Significant differences were observed between the MPT and the VPT groups in both cVEMP and behavioral static balance subtest of BOT-2 in this study. In the cVEMP test, the latency of P1 wave was significantly longer in the VPT compared to that of the MPT group. Moreover, the mean score obtained in exercise 3 (standing on a balance beam with open eyes) of the static balance test was significantly lower in the VPT compared to that of the MPT group. These results indicate that VPT children are more prone to the long-term consequences of preterm birth compared to the MPT children. Although VPT children are more vulnerable to death, recent advancements in intensive care have increased the probability of their survival, leading to an increase in the number of motor, cognitive, and sensory developmental disorders (5). Previous studies suggest that the risk of neurodevelopmental diseases and defects increases concomitantly with decrease in gestational age (5,12).

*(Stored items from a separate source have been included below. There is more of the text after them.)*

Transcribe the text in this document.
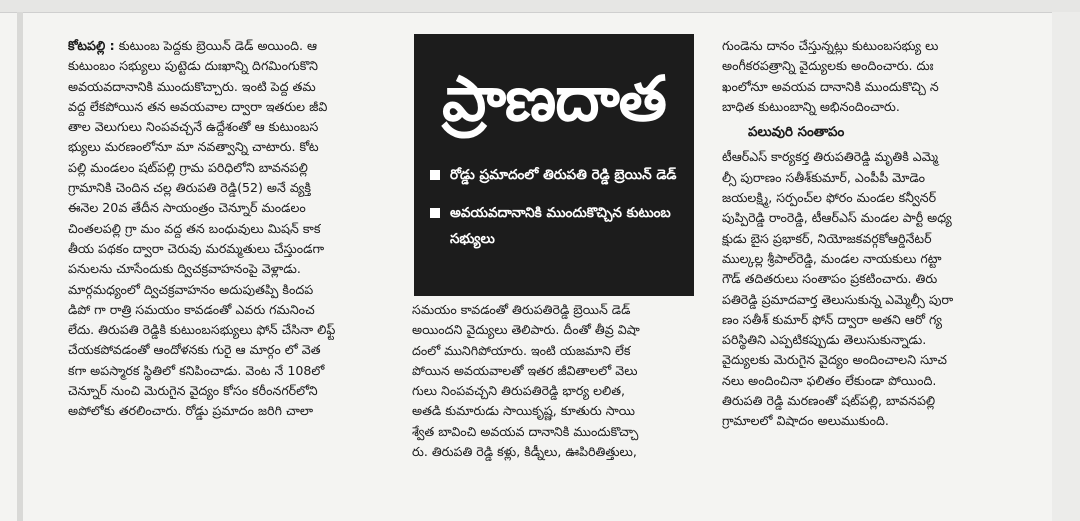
కోటపల్లి : కుటుంబ పెద్దకు బ్రెయిన్ డెడ్ అయింది. ఆ
కుటుంబం సభ్యులు పుట్టెడు దుఃఖాన్ని దిగమింగుకొని
అవయవదానానికి ముందుకొచ్చారు. ఇంటి పెద్ద తమ
వద్ద లేకపోయిన తన అవయవాల ద్వారా ఇతరుల జీవి
తాల వెలుగులు నింపవచ్చనే ఉద్దేశంతో ఆ కుటుంబస
భ్యులు మరణంలోనూ మా నవత్వాన్ని చాటారు. కోట
పల్లి మండలం షట్‌పల్లి గ్రామ పరిధిలోని బావనపల్లి
గ్రామానికి చెందిన చల్ల తిరుపతి రెడ్డి(52) అనే వ్యక్తి
ఈనెల 20వ తేదీన సాయంత్రం చెన్నూర్ మండలం
చింతలపల్లి గ్రా మం వద్ద తన బంధువులు మిషన్ కాక
తీయ పథకం ద్వారా చెరువు మరమ్మతులు చేస్తుండగా
పనులను చూసేందుకు ద్విచక్రవాహనంపై వెళ్లాడు.
మార్గమధ్యంలో ద్విచక్రవాహనం అదుపుతప్పి కిందప
డిపో గా రాత్రి సమయం కావడంతో ఎవరు గమనించ
లేదు. తిరుపతి రెడ్డికి కుటుంబసభ్యులు ఫోన్ చేసినా లిఫ్ట్
చేయకపోవడంతో ఆందోళనకు గురై ఆ మార్గం లో వెత
కగా అపస్మారక స్థితిలో కనిపించాడు. వెంట నే 108లో
చెన్నూర్ నుంచి మెరుగైన వైద్యం కోసం కరీంనగర్‌లోని
అపోలోకు తరలించారు. రోడ్డు ప్రమాదం జరిగి చాలా
ప్రాణదాత
రోడ్డు ప్రమాదంలో తిరుపతి రెడ్డి బ్రెయిన్ డెడ్
అవయవదానానికి ముందుకొచ్చిన కుటుంబ సభ్యులు
సమయం కావడంతో తిరుపతిరెడ్డి బ్రెయిన్ డెడ్
అయిందని వైద్యులు తెలిపారు. దీంతో తీవ్ర విషా
దంలో మునిగిపోయారు. ఇంటి యజమాని లేక
పోయిన అవయవాలతో ఇతర జీవితాలలో వెలు
గులు నింపవచ్చని తిరుపతిరెడ్డి భార్య లలిత,
అతడి కుమారుడు సాయికృష్ణ, కూతురు సాయి
శ్వేత బావించి అవయవ దానానికి ముందుకొచ్చా
రు. తిరుపతి రెడ్డి కళ్లు, కిడ్నీలు, ఊపిరితిత్తులు,
గుండెను దానం చేస్తున్నట్లు కుటుంబసభ్యు లు
అంగీకరపత్రాన్ని వైద్యులకు అందించారు. దుః
ఖంలోనూ అవయవ దానానికి ముందుకొచ్చి న
బాధిత కుటుంబాన్ని అభినందించారు.
పలువురి సంతాపం
టీఆర్ఎస్ కార్యకర్త తిరుపతిరెడ్డి మృతికి ఎమ్మె
ల్సీ పురాణం సతీశ్‌కుమార్, ఎంపీపీ మోడెం
జయలక్ష్మి, సర్పంచ్‌ల ఫోరం మండల కన్వీనర్
పుప్పిరెడ్డి రాంరెడ్డి, టీఆర్ఎస్ మండల పార్టీ అధ్య
క్షుడు బైస ప్రభాకర్, నియోజకవర్గకోఆర్డినేటర్
ముల్కల్ల శ్రీపాల్‌రెడ్డి, మండల నాయకులు గట్టా
గౌడ్ తదితరులు సంతాపం ప్రకటించారు. తిరు
పతిరెడ్డి ప్రమాదవార్త తెలుసుకున్న ఎమ్మెల్సీ పురా
ణం సతీశ్ కుమార్ ఫోన్ ద్వారా అతని ఆరో గ్య
పరిస్థితిని ఎప్పటికప్పుడు తెలుసుకున్నాడు.
వైద్యులకు మెరుగైన వైద్యం అందించాలని సూచ
నలు అందించినా ఫలితం లేకుండా పోయింది.
తిరుపతి రెడ్డి మరణంతో షట్‌పల్లి, బావనపల్లి
గ్రామాలలో విషాదం అలుముకుంది.
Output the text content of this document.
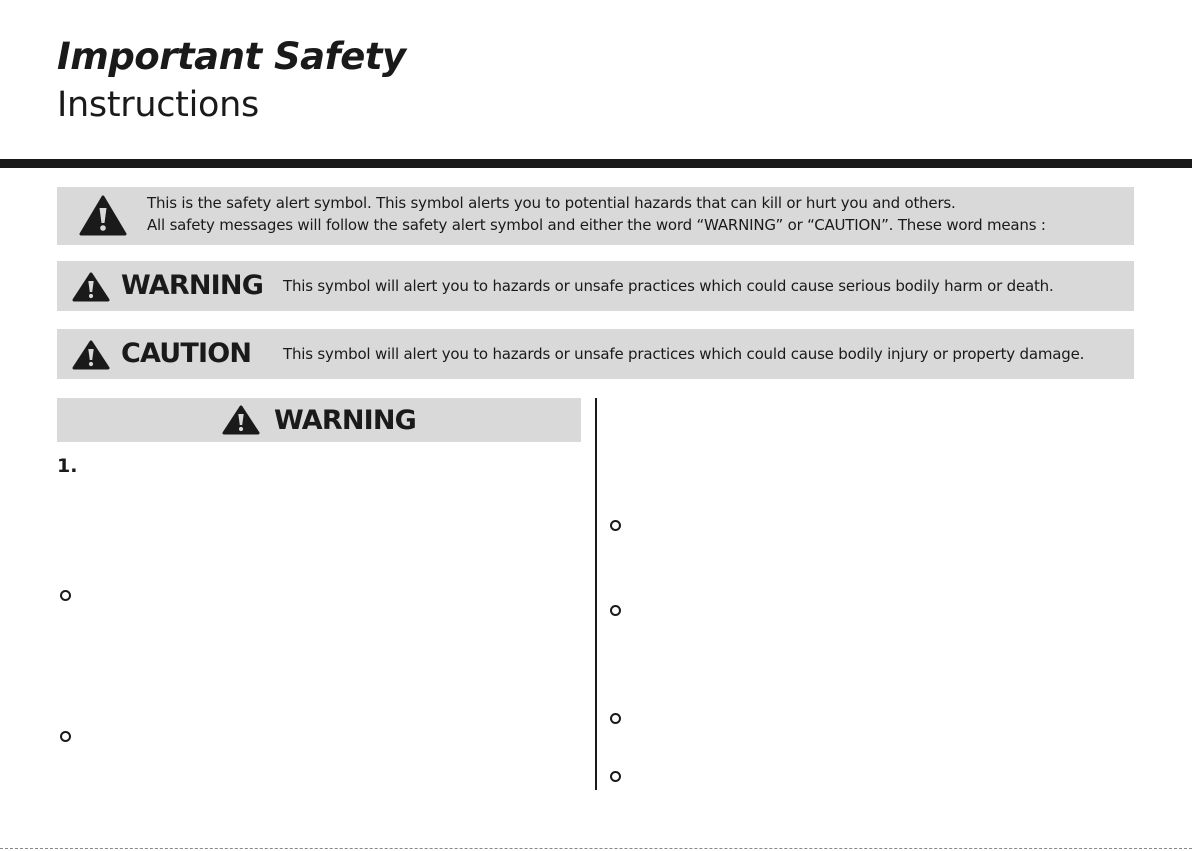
Important Safety
Instructions

This is the safety alert symbol. This symbol alerts you to potential hazards that can kill or hurt you and others.
All safety messages will follow the safety alert symbol and either the word “WARNING” or “CAUTION”. These word means :

WARNING This symbol will alert you to hazards or unsafe practices which could cause serious bodily harm or death.

CAUTION This symbol will alert you to hazards or unsafe practices which could cause bodily injury or property damage.

WARNING

1.
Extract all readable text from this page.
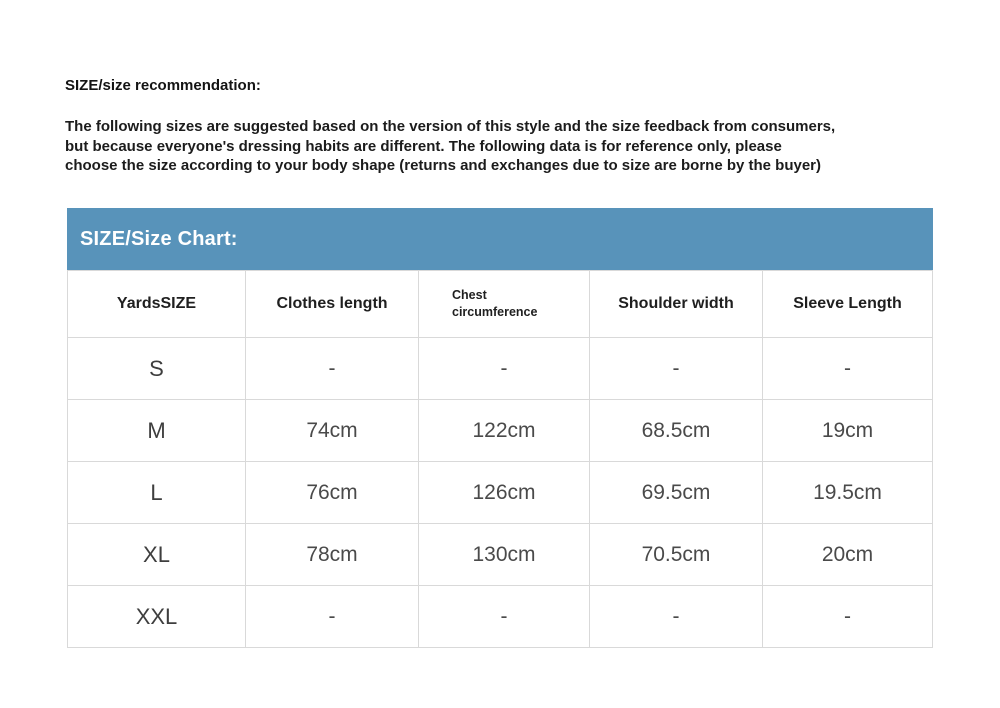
SIZE/size recommendation:
The following sizes are suggested based on the version of this style and the size feedback from consumers,
but because everyone's dressing habits are different. The following data is for reference only, please
choose the size according to your body shape (returns and exchanges due to size are borne by the buyer)
SIZE/Size Chart:
YardsSIZE	Clothes length	Chest circumference	Shoulder width	Sleeve Length
S	-	-	-	-
M	74cm	122cm	68.5cm	19cm
L	76cm	126cm	69.5cm	19.5cm
XL	78cm	130cm	70.5cm	20cm
XXL	-	-	-	-
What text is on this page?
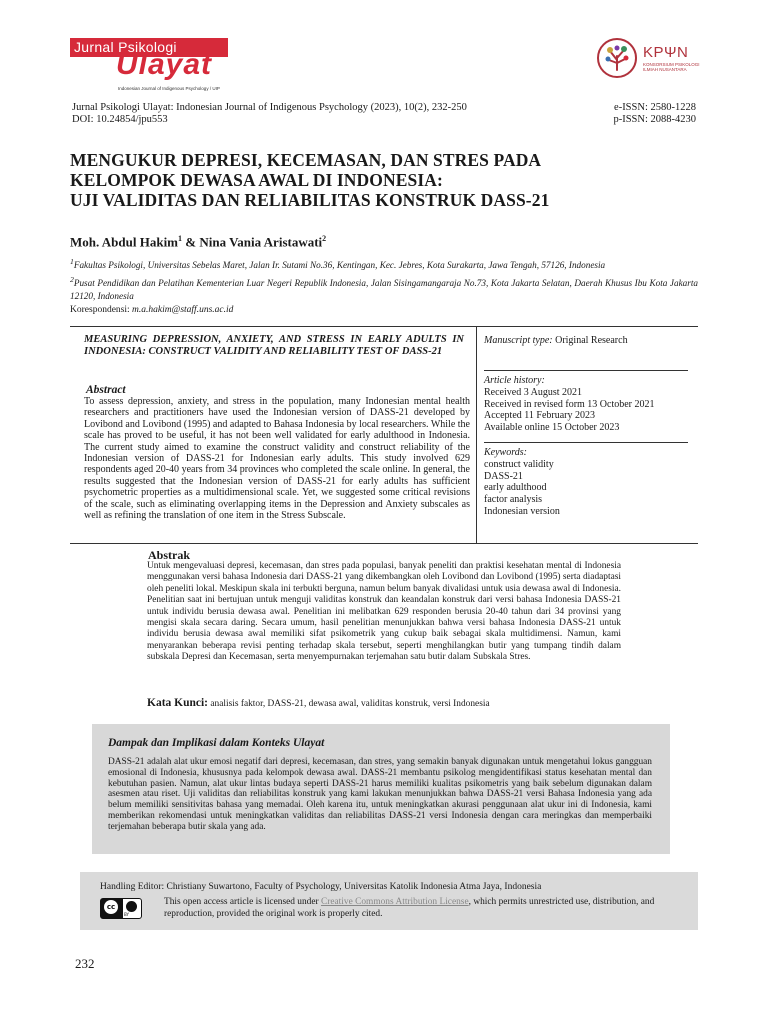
Jurnal Psikologi
Ulayat
Indonesian Journal of Indigenous Psychology / UIP
KPΨN
KONSORSIUM PSIKOLOGI ILMIAH NUSANTARA
Jurnal Psikologi Ulayat: Indonesian Journal of Indigenous Psychology (2023), 10(2), 232-250
DOI: 10.24854/jpu553
e-ISSN: 2580-1228
p-ISSN: 2088-4230
MENGUKUR DEPRESI, KECEMASAN, DAN STRES PADA
KELOMPOK DEWASA AWAL DI INDONESIA:
UJI VALIDITAS DAN RELIABILITAS KONSTRUK DASS-21
Moh. Abdul Hakim$^1$ & Nina Vania Aristawati$^2$
$^1$Fakultas Psikologi, Universitas Sebelas Maret, Jalan Ir. Sutami No.36, Kentingan, Kec. Jebres, Kota Surakarta, Jawa Tengah, 57126, Indonesia
$^2$Pusat Pendidikan dan Pelatihan Kementerian Luar Negeri Republik Indonesia, Jalan Sisingamangaraja No.73, Kota Jakarta Selatan, Daerah Khusus Ibu Kota Jakarta 12120, Indonesia
Korespondensi: m.a.hakim@staff.uns.ac.id
MEASURING DEPRESSION, ANXIETY, AND STRESS IN EARLY ADULTS IN INDONESIA: CONSTRUCT VALIDITY AND RELIABILITY TEST OF DASS-21
Abstract
To assess depression, anxiety, and stress in the population, many Indonesian mental health researchers and practitioners have used the Indonesian version of DASS-21 developed by Lovibond and Lovibond (1995) and adapted to Bahasa Indonesia by local researchers. While the scale has proved to be useful, it has not been well validated for early adulthood in Indonesia. The current study aimed to examine the construct validity and construct reliability of the Indonesian version of DASS-21 for Indonesian early adults. This study involved 629 respondents aged 20-40 years from 34 provinces who completed the scale online. In general, the results suggested that the Indonesian version of DASS-21 for early adults has sufficient psychometric properties as a multidimensional scale. Yet, we suggested some critical revisions of the scale, such as eliminating overlapping items in the Depression and Anxiety subscales as well as refining the translation of one item in the Stress Subscale.
Manuscript type: Original Research
Article history:
Received 3 August 2021
Received in revised form 13 October 2021
Accepted 11 February 2023
Available online 15 October 2023
Keywords:
construct validity
DASS-21
early adulthood
factor analysis
Indonesian version
Abstrak
Untuk mengevaluasi depresi, kecemasan, dan stres pada populasi, banyak peneliti dan praktisi kesehatan mental di Indonesia menggunakan versi bahasa Indonesia dari DASS-21 yang dikembangkan oleh Lovibond dan Lovibond (1995) serta diadaptasi oleh peneliti lokal. Meskipun skala ini terbukti berguna, namun belum banyak divalidasi untuk usia dewasa awal di Indonesia. Penelitian saat ini bertujuan untuk menguji validitas konstruk dan keandalan konstruk dari versi bahasa Indonesia DASS-21 untuk individu berusia dewasa awal. Penelitian ini melibatkan 629 responden berusia 20-40 tahun dari 34 provinsi yang mengisi skala secara daring. Secara umum, hasil penelitian menunjukkan bahwa versi bahasa Indonesia DASS-21 untuk individu berusia dewasa awal memiliki sifat psikometrik yang cukup baik sebagai skala multidimensi. Namun, kami menyarankan beberapa revisi penting terhadap skala tersebut, seperti menghilangkan butir yang tumpang tindih dalam subskala Depresi dan Kecemasan, serta menyempurnakan terjemahan satu butir dalam Subskala Stres.
Kata Kunci: analisis faktor, DASS-21, dewasa awal, validitas konstruk, versi Indonesia
Dampak dan Implikasi dalam Konteks Ulayat
DASS-21 adalah alat ukur emosi negatif dari depresi, kecemasan, dan stres, yang semakin banyak digunakan untuk mengetahui lokus gangguan emosional di Indonesia, khususnya pada kelompok dewasa awal. DASS-21 membantu psikolog mengidentifikasi status kesehatan mental dan kebutuhan pasien. Namun, alat ukur lintas budaya seperti DASS-21 harus memiliki kualitas psikometris yang baik sebelum digunakan dalam asesmen atau riset. Uji validitas dan reliabilitas konstruk yang kami lakukan menunjukkan bahwa DASS-21 versi Bahasa Indonesia yang ada belum memiliki sensitivitas bahasa yang memadai. Oleh karena itu, untuk meningkatkan akurasi penggunaan alat ukur ini di Indonesia, kami memberikan rekomendasi untuk meningkatkan validitas dan reliabilitas DASS-21 versi Indonesia dengan cara meringkas dan memperbaiki terjemahan beberapa butir skala yang ada.
Handling Editor: Christiany Suwartono, Faculty of Psychology, Universitas Katolik Indonesia Atma Jaya, Indonesia
cc
BY
This open access article is licensed under Creative Commons Attribution License, which permits unrestricted use, distribution, and reproduction, provided the original work is properly cited.
232
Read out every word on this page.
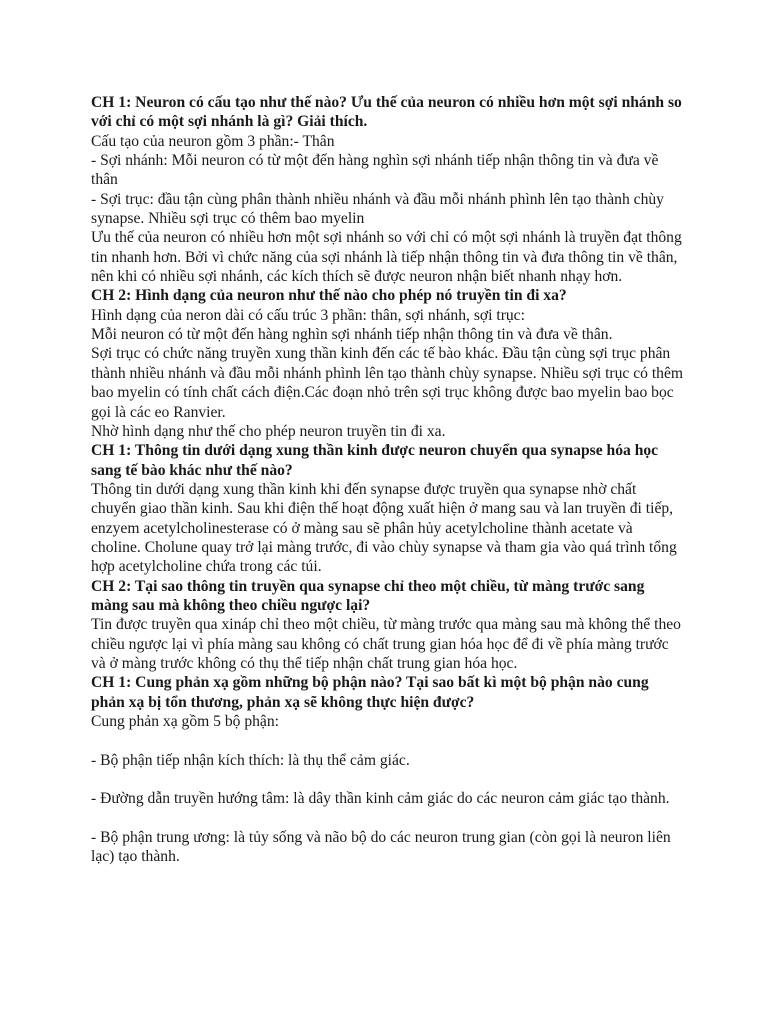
CH 1: Neuron có cấu tạo như thế nào? Ưu thế của neuron có nhiều hơn một sợi nhánh so với chỉ có một sợi nhánh là gì? Giải thích.
Cấu tạo của neuron gồm 3 phần:- Thân
- Sợi nhánh: Mỗi neuron có từ một đến hàng nghìn sợi nhánh tiếp nhận thông tin và đưa về thân
- Sợi trục: đầu tận cùng phân thành nhiều nhánh và đầu mỗi nhánh phình lên tạo thành chùy synapse. Nhiều sợi trục có thêm bao myelin
Ưu thế của neuron có nhiều hơn một sợi nhánh so với chỉ có một sợi nhánh là truyền đạt thông tin nhanh hơn. Bởi vì chức năng của sợi nhánh là tiếp nhận thông tin và đưa thông tin về thân, nên khi có nhiều sợi nhánh, các kích thích sẽ được neuron nhận biết nhanh nhạy hơn.
CH 2: Hình dạng của neuron như thế nào cho phép nó truyền tin đi xa?
Hình dạng của neron dài có cấu trúc 3 phần: thân, sợi nhánh, sợi trục:
Mỗi neuron có từ một đến hàng nghìn sợi nhánh tiếp nhận thông tin và đưa về thân.
Sợi trục có chức năng truyền xung thần kinh đến các tế bào khác. Đầu tận cùng sợi trục phân thành nhiều nhánh và đầu mỗi nhánh phình lên tạo thành chùy synapse. Nhiều sợi trục có thêm bao myelin có tính chất cách điện.Các đoạn nhỏ trên sợi trục không được bao myelin bao bọc gọi là các eo Ranvier.
Nhờ hình dạng như thế cho phép neuron truyền tin đi xa.
CH 1: Thông tin dưới dạng xung thần kinh được neuron chuyển qua synapse hóa học sang tế bào khác như thế nào?
Thông tin dưới dạng xung thần kinh khi đến synapse được truyền qua synapse nhờ chất chuyển giao thần kinh. Sau khi điện thế hoạt động xuất hiện ở mang sau và lan truyền đi tiếp, enzyem acetylcholinesterase có ở màng sau sẽ phân hủy acetylcholine thành acetate và choline. Cholune quay trở lại màng trước, đi vào chùy synapse và tham gia vào quá trình tổng hợp acetylcholine chứa trong các túi.
CH 2: Tại sao thông tin truyền qua synapse chỉ theo một chiều, từ màng trước sang màng sau mà không theo chiều ngược lại?
Tin được truyền qua xináp chỉ theo một chiều, từ màng trước qua màng sau mà không thể theo chiều ngược lại vì phía màng sau không có chất trung gian hóa học để đi về phía màng trước và ở màng trước không có thụ thể tiếp nhận chất trung gian hóa học.
CH 1: Cung phản xạ gồm những bộ phận nào? Tại sao bất kì một bộ phận nào cung phản xạ bị tổn thương, phản xạ sẽ không thực hiện được?
Cung phản xạ gồm 5 bộ phận:
- Bộ phận tiếp nhận kích thích: là thụ thể cảm giác.
- Đường dẫn truyền hướng tâm: là dây thần kinh cảm giác do các neuron cảm giác tạo thành.
- Bộ phận trung ương: là tủy sống và não bộ do các neuron trung gian (còn gọi là neuron liên lạc) tạo thành.
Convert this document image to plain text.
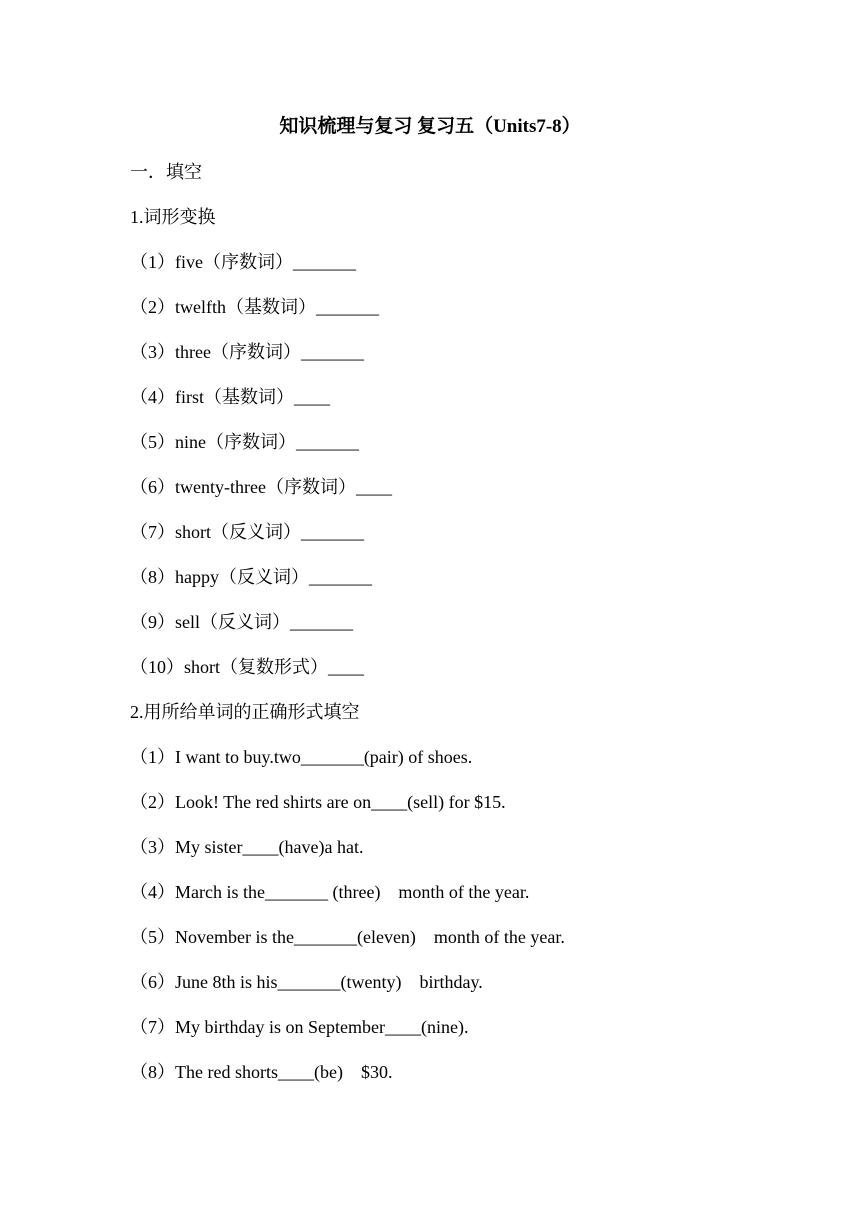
知识梳理与复习 复习五（Units7-8）

一．填空

1.词形变换

（1）five（序数词）_______

（2）twelfth（基数词）_______

（3）three（序数词）_______

（4）first（基数词）____

（5）nine（序数词）_______

（6）twenty-three（序数词）____

（7）short（反义词）_______

（8）happy（反义词）_______

（9）sell（反义词）_______

（10）short（复数形式）____

2.用所给单词的正确形式填空

（1）I want to buy.two_______(pair) of shoes.

（2）Look! The red shirts are on____(sell) for $15.

（3）My sister____(have)a hat.

（4）March is the_______ (three)    month of the year.

（5）November is the_______(eleven)    month of the year.

（6）June 8th is his_______(twenty)    birthday.

（7）My birthday is on September____(nine).

（8）The red shorts____(be)    $30.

There were significant correlations between P1 and N1 wave latencies of cVEMP and mean scores in exercise 4 (standing on one leg on a balance beam with closed eyes) in preterm children. Such an association between electrophysiological and behavioral results was reported in another study conducted on hearing-impaired children with profound sensorineural hearing. These children, with a mean age of 6.93 years, showed a significant correlation between cVEMP response and performance in exercises 1 and 3 (31). Similar results were reported in another study (32). In general, the results of this study support the existence of probable defects in the static balance function of preterm children.

Using both electrophysiological and behavioral tests in our study enabled us to have a better judgment of the vestibular and balance functions of preterm children in tests of static balance skills. The cVEMP results of preterm children showed a significant increase in wave latencies, and these children were suspected to have impairment in the retrolabyrinthine pathway. This could indicate a delay and/or a defect in the myelination of the neural pathways of the vestibular system. On the other hand, significant differences were observed between preterm and full-term children with respect to their performance in behavioral static balance tests. The association of preterm birth with the neuropathology accompanying the delayed and/or defective maturation of the neural pathways leads to an increased probability of impairments in the neural pathways of the vestibular system.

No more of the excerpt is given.